The total return on Treasury futures is deeply oversold and unwinding the short-term oversold condition. At least a reversionary rally is underway. If this is a change to the secular trend, the Index will encounter resistance in the region of the 1000-day MA.
The outstanding volume of debt is an inhibiting factor to raising rates. Just as demand surprised on the upside when money supply surged, we should consider that demand can surprise on the downside when it contracts. Ultimately, the global economy should settle back into an equilibrium, with several bumps along the way.
Obviously, the repercussions of the war in Ukraine are a wild card. If Russia escalates tensions by cutting off gas supplies even more to Western Europe that will lend credence to the deep recession argument for the region.
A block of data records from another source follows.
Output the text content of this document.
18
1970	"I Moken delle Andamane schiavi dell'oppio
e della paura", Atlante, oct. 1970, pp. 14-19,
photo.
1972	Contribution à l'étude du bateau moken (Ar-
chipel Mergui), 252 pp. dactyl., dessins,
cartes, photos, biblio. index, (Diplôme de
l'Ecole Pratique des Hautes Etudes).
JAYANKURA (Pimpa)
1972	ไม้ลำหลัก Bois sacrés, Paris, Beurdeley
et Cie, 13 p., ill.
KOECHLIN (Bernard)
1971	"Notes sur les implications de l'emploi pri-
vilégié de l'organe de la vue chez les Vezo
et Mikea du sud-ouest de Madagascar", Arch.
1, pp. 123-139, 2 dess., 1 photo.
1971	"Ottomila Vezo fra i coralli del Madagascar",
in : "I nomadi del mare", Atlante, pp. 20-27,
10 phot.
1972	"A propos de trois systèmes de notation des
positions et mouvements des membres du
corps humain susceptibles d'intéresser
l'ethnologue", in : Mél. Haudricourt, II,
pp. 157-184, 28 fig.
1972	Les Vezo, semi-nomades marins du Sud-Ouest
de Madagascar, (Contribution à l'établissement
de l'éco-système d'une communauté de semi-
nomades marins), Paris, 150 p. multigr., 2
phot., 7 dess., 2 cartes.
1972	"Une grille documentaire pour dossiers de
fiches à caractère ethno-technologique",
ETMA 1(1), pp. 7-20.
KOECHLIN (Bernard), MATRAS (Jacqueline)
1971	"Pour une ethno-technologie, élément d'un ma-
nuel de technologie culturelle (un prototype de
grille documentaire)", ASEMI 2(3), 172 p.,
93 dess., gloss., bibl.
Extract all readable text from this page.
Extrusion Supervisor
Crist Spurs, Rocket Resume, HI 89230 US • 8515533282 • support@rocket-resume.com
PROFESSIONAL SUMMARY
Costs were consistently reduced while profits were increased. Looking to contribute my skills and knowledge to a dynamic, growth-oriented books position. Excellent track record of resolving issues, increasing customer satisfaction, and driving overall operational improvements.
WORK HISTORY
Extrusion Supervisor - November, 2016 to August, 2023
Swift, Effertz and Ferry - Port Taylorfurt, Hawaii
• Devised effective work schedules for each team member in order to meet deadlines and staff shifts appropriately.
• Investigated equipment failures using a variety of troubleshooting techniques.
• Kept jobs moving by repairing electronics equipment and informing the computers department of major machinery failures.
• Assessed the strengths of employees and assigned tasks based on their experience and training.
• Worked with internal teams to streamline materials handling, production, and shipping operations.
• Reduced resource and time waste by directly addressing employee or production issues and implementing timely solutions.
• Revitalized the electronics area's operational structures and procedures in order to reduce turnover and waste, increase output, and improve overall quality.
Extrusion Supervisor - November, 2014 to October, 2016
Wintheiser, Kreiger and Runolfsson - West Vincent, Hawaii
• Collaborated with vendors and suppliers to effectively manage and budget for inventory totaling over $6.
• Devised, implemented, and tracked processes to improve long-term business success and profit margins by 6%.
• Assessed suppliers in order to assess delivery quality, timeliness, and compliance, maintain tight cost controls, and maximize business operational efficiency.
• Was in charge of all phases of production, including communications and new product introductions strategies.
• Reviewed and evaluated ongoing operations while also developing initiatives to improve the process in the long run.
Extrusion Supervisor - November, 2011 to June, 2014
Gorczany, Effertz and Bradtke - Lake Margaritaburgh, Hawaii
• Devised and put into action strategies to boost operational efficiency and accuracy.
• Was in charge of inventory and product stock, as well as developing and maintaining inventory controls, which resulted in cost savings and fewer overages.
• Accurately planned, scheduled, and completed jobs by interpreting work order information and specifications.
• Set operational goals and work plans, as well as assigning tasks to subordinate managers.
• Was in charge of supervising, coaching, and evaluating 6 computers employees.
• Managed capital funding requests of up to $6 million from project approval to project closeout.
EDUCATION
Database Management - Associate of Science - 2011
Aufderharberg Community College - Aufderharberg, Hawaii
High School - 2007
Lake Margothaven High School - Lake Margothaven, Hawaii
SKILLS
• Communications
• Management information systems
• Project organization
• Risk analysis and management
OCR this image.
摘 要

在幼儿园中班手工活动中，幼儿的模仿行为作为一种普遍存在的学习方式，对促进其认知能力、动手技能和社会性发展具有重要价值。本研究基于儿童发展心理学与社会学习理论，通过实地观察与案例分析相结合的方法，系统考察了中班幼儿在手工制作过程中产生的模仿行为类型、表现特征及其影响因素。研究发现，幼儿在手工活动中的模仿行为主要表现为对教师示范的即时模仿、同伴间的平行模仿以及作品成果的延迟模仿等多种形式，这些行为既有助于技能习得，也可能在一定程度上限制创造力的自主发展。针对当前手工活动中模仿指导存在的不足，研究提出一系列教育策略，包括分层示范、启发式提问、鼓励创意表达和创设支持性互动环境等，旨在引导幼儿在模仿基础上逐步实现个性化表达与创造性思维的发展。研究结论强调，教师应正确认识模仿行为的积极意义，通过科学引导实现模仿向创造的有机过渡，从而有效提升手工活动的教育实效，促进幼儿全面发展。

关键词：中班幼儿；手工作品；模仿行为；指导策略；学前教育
It will create a lot of economic pain, which will force technological innovation, unconventional solutions, and less demand. Berlin’s hot water energy storage tank is one recent example. https://www.washingtonpost.com/business/berlin-prepares-huge-thermos-to-help-heat-homes-in-winter/2022/06/30/8f001aca-f881-11ec-81db-ac07a394a86b_story.html
Longer-term, NATO and Russia are using up old armaments in Ukraine. That suggests a long-term cycle of modernisation and rearming is beginning. Ultimately, big debt imbalances are resolved through wars. Nothing has happened to question that conclusion.
Gold bounced back above the psychological $1800 level following an early sell-off. Traders are weighing contagion risk versus the outlook for real yields moving further into negative territory as Treasury yields contract.